Hacker News new | ask | show | jobs
by dgb23 1709 days ago
Not sure I get what you mean. As I see it, ECS has more of a relational character. Feels more like data pipeline than operations/messages on objects. I think the mental model matters the most here and that depends on how you think of objects. But then any attempt of defining OO objectively seems to be futile, there are conflicting historical and contemporary notions plus a whole bunch of jargon on top, depending on who you're asking.

As an example you could say that Scheme is more object oriented than Java or vice versa and there would be valid, typically cultural reasons for each.

In terms of ECS what kind of happens is that, yes, you have a model of an entity and can think of that as an object, but that is a projection of a set of components or a relation. You're not really talking to the entity as a whole all that much anymore. And it's not just "it satisfies this set of interfaces" either. Your systems literally define data transformations, each on a focused set of related components that matter to a system, which seems kind of the inverse of hiding data behind object interfaces.

1 comments

That is when data oriented programming gets into the equation.
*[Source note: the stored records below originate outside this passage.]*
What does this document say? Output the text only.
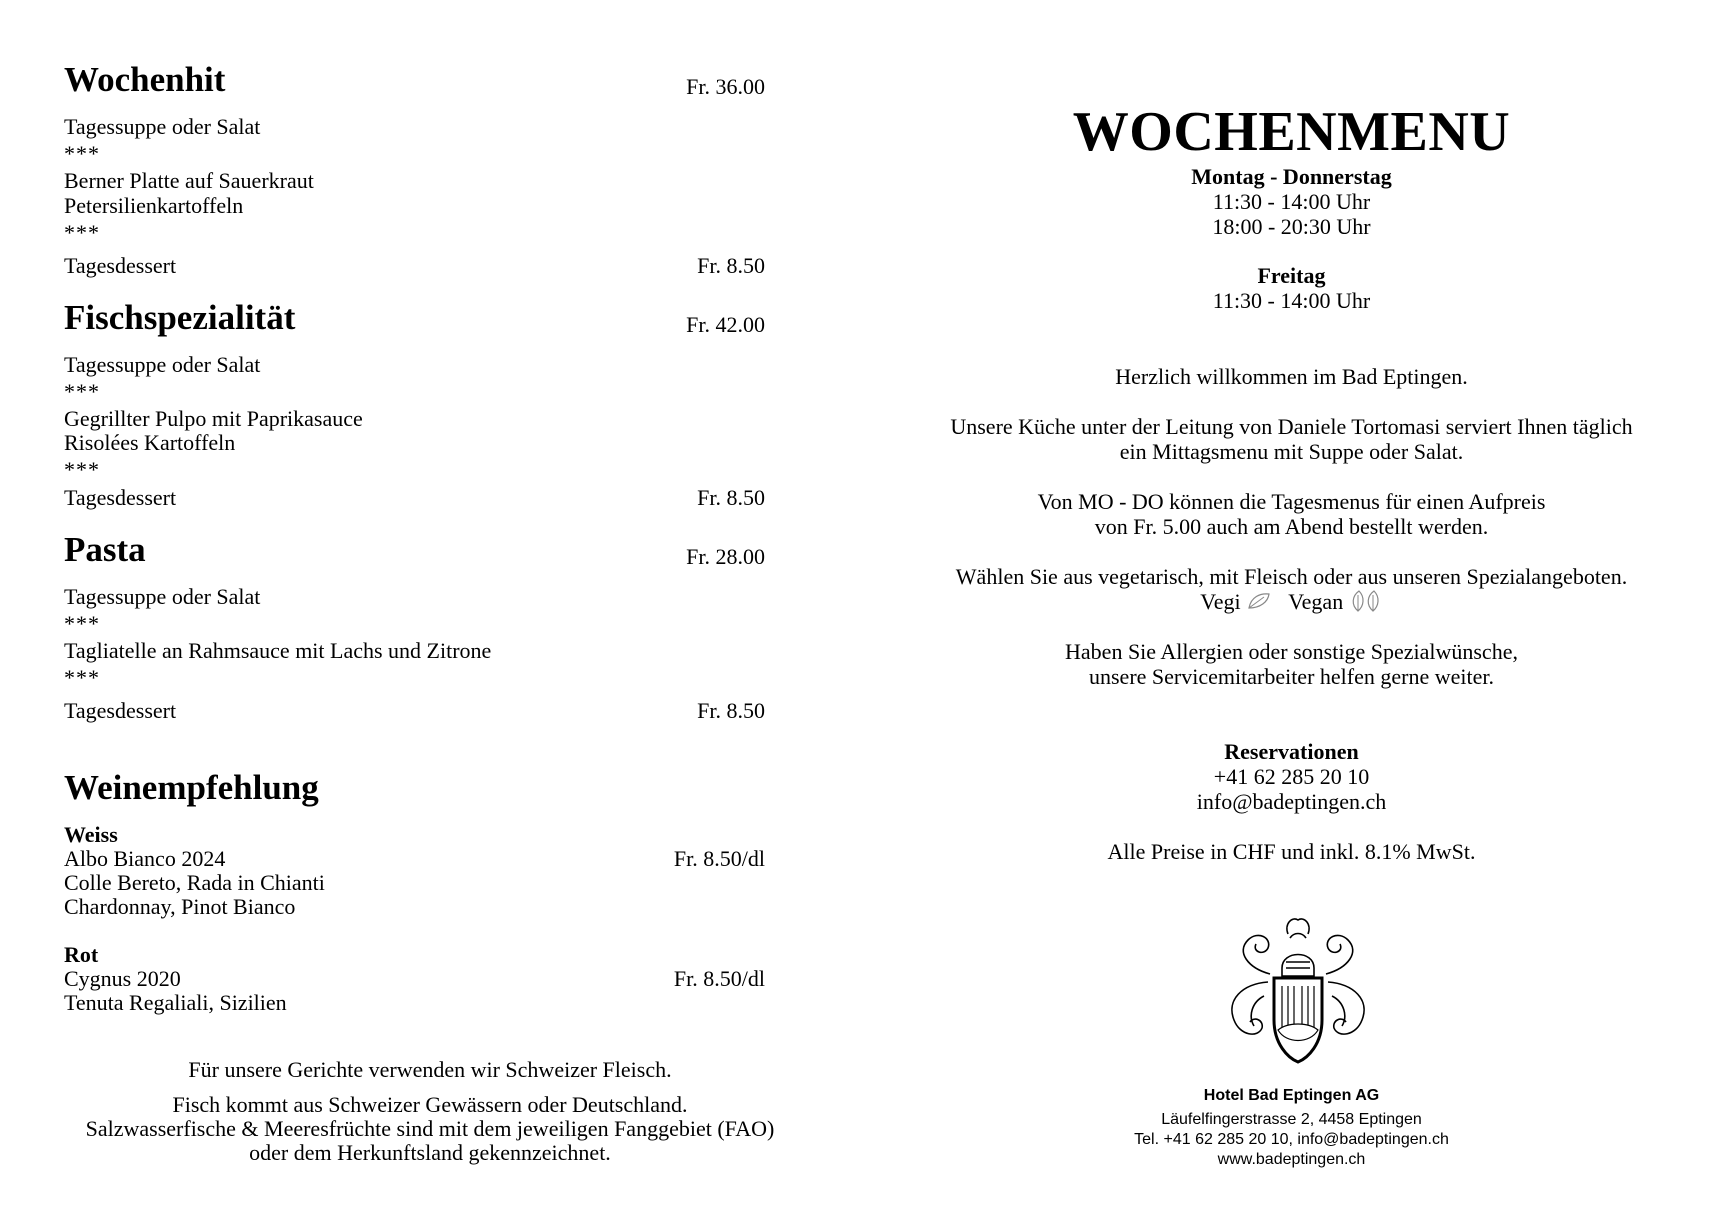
Wochenhit	Fr. 36.00
Tagessuppe oder Salat
***
Berner Platte auf Sauerkraut
Petersilienkartoffeln
***
Tagesdessert	Fr. 8.50
Fischspezialität	Fr. 42.00
Tagessuppe oder Salat
***
Gegrillter Pulpo mit Paprikasauce
Risolées Kartoffeln
***
Tagesdessert	Fr. 8.50
Pasta	Fr. 28.00
Tagessuppe oder Salat
***
Tagliatelle an Rahmsauce mit Lachs und Zitrone
***
Tagesdessert	Fr. 8.50
Weinempfehlung
Weiss
Albo Bianco 2024	Fr. 8.50/dl
Colle Bereto, Rada in Chianti
Chardonnay, Pinot Bianco
Rot
Cygnus 2020	Fr. 8.50/dl
Tenuta Regaliali, Sizilien
Für unsere Gerichte verwenden wir Schweizer Fleisch.
Fisch kommt aus Schweizer Gewässern oder Deutschland.
Salzwasserfische & Meeresfrüchte sind mit dem jeweiligen Fanggebiet (FAO)
oder dem Herkunftsland gekennzeichnet.
WOCHENMENU
Montag - Donnerstag
11:30 - 14:00 Uhr
18:00 - 20:30 Uhr
Freitag
11:30 - 14:00 Uhr
Herzlich willkommen im Bad Eptingen.
Unsere Küche unter der Leitung von Daniele Tortomasi serviert Ihnen täglich
ein Mittagsmenu mit Suppe oder Salat.
Von MO - DO können die Tagesmenus für einen Aufpreis
von Fr. 5.00 auch am Abend bestellt werden.
Wählen Sie aus vegetarisch, mit Fleisch oder aus unseren Spezialangeboten.
Vegi Vegan
Haben Sie Allergien oder sonstige Spezialwünsche,
unsere Servicemitarbeiter helfen gerne weiter.
Reservationen
+41 62 285 20 10
info@badeptingen.ch
Alle Preise in CHF und inkl. 8.1% MwSt.
Hotel Bad Eptingen AG
Läufelfingerstrasse 2, 4458 Eptingen
Tel. +41 62 285 20 10, info@badeptingen.ch
www.badeptingen.ch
Classical ECS as it originally appeared on the literature is coding against interfaces, COM or Objective-C protocols style.

So yeah, one composes those interfaces together, there is no class inheritance, only composition, delegation, and a system is composed from a jungle of such components.

It is also a reason why DirectX is COM based, instead of basic Win32 calls.

What do you mean by classical ECS? I’ve always read that the Entity-Component-System approach originated in the gaming industry, completely unrelated to what you wrote about COM, etc.
Yes, the famous GDC talk.

Usually most stuff in game development tends to be rediscovered, as most people don't come from CS backgrounds.